While the real innovation is happening in the software layer (as is typically the case in big data), the integration is a big part of the AIM offering too. The company knows that the capability to deliver a cloud-like experience to customers who are adamant about keeping their data on-prem is critical to the success of this product.

The hardware layer starts with building blocks composed of Dell VxRail blades. The storage layer consists of EMC x410s, each with 75TB, which can be added as needed. As the VxRack fills up, customers move to the VxRack and eventually the massive VxBlock. “Once you get to VxBlock, it will go as big as you need it,” Bardasz says.

AIM doesn’t come cheap. The AIM software module itself is around $300,000, and once you bring together minimum levels of storage and processing to the table, the starting price is about $1.3 million. That’s in line with the $1.5-million-to-$1.7-million range that Dell EMC sees as the sweet spot for production Hadoop clusters.

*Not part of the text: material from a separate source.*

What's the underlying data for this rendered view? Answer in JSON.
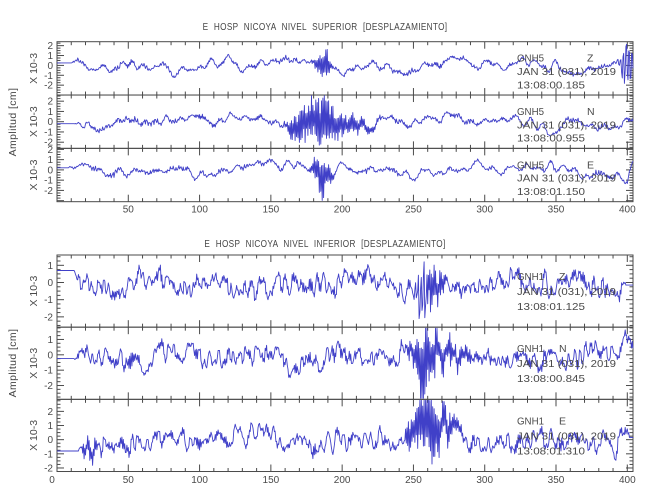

“Price hasn’t been the factor,” Bardasz says. “The value proposition is bringing that whole platform in.  Lots of times, companies can’t even get to where what this provides. They’re sitting behind six months, one year, to one-and-a-half year [roll-outs]. They’re wresting, spending a lot of money, and it’s not working right. But now you have underserved data scientists and application developers.  We’re unleashing those resources.”